L'actif net géré par les OPCVM a progressé de plus de 69% de fin 2013 à fin 2017, selon des données publiées sur le rapport annuel de Bank Al-Maghrib. Cet actif est passé de 245,5 MMDH à 416 MMDH. Les OPCVM obligations Moyen et Long terme s'accaparent toujours la part du lion.

Ci-après le détail de cette évolution ainsi que l'évolution des souscriptions et des rachats, enregistrées depuis 2013.

En 2017, les investissements en titres d’OPCVM ont poursuivi leur dynamisme,  «dans un contexte marqué par des niveaux bas des taux d’intérêt et de bonnes performances, pour la deuxième année consécutive, du marché actions», souligne le rapport annuel de Bank Al-Maghrib. 

Les souscriptions aux titres OPCVM ont enregistré une nouvelle hausse de 5,6% à 767,4 MMDH. Cette évolution a concerné l’ensemble des catégories, avec des accroissements de 19,4 MMDH à 443,2 MMDH pour les fonds monétaires et de 9,5 MMDH à 14 MMDH pour les OPCVM actions.

En revanche, ceux obligataires à court terme ont connu une baisse de 2 MMDH, à 128,3 MMDH.

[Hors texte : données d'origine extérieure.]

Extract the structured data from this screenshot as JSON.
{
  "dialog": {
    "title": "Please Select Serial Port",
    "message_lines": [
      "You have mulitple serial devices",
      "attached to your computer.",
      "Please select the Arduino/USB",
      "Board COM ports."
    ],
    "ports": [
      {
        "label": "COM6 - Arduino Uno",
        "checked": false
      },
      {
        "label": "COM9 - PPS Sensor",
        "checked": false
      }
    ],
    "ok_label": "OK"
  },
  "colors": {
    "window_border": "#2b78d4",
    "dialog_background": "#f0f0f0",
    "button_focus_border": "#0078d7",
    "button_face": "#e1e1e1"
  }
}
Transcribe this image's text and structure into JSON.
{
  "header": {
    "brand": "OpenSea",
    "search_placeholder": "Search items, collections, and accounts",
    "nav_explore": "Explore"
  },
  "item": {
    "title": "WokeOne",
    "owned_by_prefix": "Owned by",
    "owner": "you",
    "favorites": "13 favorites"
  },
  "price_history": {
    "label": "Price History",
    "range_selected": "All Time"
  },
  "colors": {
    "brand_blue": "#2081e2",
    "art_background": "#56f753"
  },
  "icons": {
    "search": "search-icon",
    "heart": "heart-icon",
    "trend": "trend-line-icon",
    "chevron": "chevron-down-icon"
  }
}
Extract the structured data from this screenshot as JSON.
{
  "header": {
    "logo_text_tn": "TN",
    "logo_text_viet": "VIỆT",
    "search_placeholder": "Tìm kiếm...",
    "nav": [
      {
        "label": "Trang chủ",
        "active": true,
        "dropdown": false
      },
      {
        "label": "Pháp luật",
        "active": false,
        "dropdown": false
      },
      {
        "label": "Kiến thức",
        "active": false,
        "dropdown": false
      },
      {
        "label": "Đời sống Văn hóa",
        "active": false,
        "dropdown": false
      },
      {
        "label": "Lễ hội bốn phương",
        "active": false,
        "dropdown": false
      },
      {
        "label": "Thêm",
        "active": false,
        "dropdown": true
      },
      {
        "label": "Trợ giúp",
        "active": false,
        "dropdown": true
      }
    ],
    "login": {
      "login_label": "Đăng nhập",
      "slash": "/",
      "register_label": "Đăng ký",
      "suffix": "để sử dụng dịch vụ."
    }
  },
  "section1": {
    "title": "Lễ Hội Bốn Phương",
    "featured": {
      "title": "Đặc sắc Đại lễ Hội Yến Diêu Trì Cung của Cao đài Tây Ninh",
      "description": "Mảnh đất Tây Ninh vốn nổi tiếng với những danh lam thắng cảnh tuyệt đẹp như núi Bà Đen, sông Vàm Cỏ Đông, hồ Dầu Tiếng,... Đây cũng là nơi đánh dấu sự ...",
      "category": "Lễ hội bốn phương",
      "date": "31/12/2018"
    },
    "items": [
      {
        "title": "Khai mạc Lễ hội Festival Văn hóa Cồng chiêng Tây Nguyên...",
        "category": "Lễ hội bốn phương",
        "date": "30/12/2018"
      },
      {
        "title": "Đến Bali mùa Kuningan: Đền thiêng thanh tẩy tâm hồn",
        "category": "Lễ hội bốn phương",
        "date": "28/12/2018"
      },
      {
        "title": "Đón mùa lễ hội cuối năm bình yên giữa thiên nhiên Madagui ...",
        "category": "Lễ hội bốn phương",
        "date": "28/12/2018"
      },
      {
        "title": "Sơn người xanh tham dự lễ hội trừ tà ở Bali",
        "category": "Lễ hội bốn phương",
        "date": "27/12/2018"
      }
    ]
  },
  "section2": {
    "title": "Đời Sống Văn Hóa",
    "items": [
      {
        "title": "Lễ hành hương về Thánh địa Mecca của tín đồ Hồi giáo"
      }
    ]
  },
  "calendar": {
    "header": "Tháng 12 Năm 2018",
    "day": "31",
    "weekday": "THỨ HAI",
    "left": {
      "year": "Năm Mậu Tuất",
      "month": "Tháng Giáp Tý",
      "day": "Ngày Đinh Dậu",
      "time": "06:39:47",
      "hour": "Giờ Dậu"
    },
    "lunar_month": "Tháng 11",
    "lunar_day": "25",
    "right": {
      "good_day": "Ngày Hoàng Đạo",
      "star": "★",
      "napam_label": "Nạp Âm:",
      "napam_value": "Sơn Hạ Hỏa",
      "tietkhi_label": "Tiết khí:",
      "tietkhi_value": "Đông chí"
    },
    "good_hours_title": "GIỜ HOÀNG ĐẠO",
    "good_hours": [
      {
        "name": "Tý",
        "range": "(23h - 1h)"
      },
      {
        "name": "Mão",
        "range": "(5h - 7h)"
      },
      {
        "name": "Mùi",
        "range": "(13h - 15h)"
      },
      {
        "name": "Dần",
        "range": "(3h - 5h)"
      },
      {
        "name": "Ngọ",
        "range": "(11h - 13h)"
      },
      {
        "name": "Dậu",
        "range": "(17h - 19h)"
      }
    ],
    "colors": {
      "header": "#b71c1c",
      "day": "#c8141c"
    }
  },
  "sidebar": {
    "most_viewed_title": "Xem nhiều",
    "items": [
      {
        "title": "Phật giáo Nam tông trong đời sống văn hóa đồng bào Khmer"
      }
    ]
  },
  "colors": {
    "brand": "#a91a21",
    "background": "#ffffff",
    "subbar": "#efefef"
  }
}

Tenant compte d’un montant de rachats de 738,7 MMDH, la collecte nette des OPCVM aura atteint 28,7 MMDH. Elle a été exceptionnellement importante pour les OPCVM actions et diversifiés avec respectivement 6,4 MMDH  et 6,7 MMDH.

En ce qui concerne la performance des OPCVM, les rendements sont restés élevés, se situant globalement à 9,3% après 12,6% en 2016, rapporte le document.

Ces rendements ont atteint 10,5% au lieu de 31,4% pour les fonds actions et 5,5% contre 12,1% pour les diversifiés.

S’agissant des produits de taux, les rendements sont revenus de 4,6% à 2,3% pour les fonds obligataires et se sont quasiment stabilisés à 2,1% pour les monétaires.

Dans ces conditions, l’actif net des OPCVM est ressorti en augmentation de 10,7% à 416 MMDH. A l’exception des fonds monétaires qui ont affiché une baisse de 5,8%, la hausse a concerné l’ensemble des catégories, avec en particulier des accroissements marqués de 36,3% et 34,5% respectivement pour les OPCVM diversifiés et actions.

D’une autre part, l’analyse de la structure par détenteur de l’actif net des OPCVM montre une hausse sensible de la part des organismes de prévoyance et de retraite, passant de 25,8% à 29,6%, portant ainsi celle des investisseurs institutionnels de 49,3% à 53,3%.

En revanche, la proportion détenue par les banques est revenue de 22,8% à 19,3% et celle des entreprises non financières a légèrement diminué de 17,9% à 16,5%.

Concernant les personnes physiques, leur part est restée globalement quasi-stable à 7,1%. Elle a augmenté de 9,8% à 11,9% dans les OPCVM actions et de 17,2% à 18,8% dans les diversifiés, alors qu’elle a baissé de 5,9% à 4,9% dans les fonds obligataires.